Potential Space
by Christi Baker, AMFT
KALEIDOSCOPE
The world’s state is pulling me to read more on transformative justice and abolition, as I need some new-to-me stories to draw from when sitting with patients.
What if… people told different stories about power, oppression, trauma, and repair within themselves? What if they reshaped stories across families, communities, systems, and societies? What if stories framed power and oppression as general concepts and forces colliding with race and other identities? How do these stories (and enactments) unfold in therapy? How can a therapist facilitate these stories and grapple with the contradictions around power and oppression that live within all of us in different ways?
I am a White, straight woman with diverse patients. Having worked decades in economic justice, I hold that the systems people move through, such as racialized capitalism, are traumatic for all, but much more so for people of color and other marginalized people. Trauma disrupts someone’s story of safety and power. It is impossible for me to separate psyches and systems in therapy. People are living with and inside of multiple personal and systemic stories from the past/present and near/far. That kaleidoscopic lens, both a lot to hold and appropriately complex, informs my curiosities and hopefully stories that get elicited in therapy.

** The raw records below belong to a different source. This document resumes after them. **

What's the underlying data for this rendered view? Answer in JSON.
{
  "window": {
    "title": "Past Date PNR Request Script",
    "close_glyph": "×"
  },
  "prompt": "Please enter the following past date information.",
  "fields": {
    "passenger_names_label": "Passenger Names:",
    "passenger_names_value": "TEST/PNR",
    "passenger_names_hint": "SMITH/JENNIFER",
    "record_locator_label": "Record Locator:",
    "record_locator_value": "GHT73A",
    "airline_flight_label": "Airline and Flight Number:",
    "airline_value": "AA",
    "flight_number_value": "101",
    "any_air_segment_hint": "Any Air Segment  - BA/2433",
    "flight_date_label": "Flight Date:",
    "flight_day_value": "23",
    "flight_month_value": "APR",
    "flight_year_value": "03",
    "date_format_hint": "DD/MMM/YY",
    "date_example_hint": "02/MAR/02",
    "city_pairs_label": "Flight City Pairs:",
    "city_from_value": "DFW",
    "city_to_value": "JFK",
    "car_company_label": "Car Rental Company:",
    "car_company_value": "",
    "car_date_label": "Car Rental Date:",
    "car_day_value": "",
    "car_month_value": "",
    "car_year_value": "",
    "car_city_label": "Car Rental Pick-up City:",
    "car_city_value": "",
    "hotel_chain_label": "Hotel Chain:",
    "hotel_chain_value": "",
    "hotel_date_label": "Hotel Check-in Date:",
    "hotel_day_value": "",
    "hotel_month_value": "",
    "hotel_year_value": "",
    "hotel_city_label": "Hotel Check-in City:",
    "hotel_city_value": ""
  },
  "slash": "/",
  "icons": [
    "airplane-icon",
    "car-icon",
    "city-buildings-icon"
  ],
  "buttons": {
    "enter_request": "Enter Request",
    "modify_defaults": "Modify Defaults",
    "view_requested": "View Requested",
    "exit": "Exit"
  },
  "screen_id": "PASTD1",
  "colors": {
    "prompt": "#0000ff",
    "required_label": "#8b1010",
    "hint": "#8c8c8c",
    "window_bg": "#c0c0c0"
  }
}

With a patient of multiple marginalized identities, I have attempted to expand my evenly hovering attention within the therapy room with my patient’s intersectional identities, surrounding systems, and personal and cultural histories (and mine). Our identities have been alive in the room. I take my time building alliances with patients, moving at the speed of trust. Trauma and differing identities can slow the process. In acknowledgement of this patient’s survival of multiple traumas and our dissimilar social locations, we have spaciously and patiently built our relationship. From the start, I was curious about how power and oppression would be storied and enacted. What power could be shared? Admittedly, I struggle with the frame (power), always, and with him. My dilemma is how to hold the frame in ways that are trauma-informed/containing but not rigid/oppressive.
I consider that the world was largely not built for him to thrive and the impact of ongoing systemic trauma on him. As we began, I wondered what we could do to co-create a space that is different – one where he belonged. Together, we have looked at the kaleidoscope of his world, being with all the patterns that show up and trying to tell new stories about what we’re seeing. Instead of pathologizing, what have been his survival strategies in an oppressive world? Can we consider harm reduction for any of those strategies that are helping and harming at the same time?
Abolitionist Mariame Kaba says that “hope is a discipline” that needs to be cultivated regularly. It is easy for abolitionists, therapists, and patients to feel hopeless sometimes. My hope for this patient is that we massage some of his layers of scar tissue, making them less painful, more integrated, and reshaped into a beautiful story.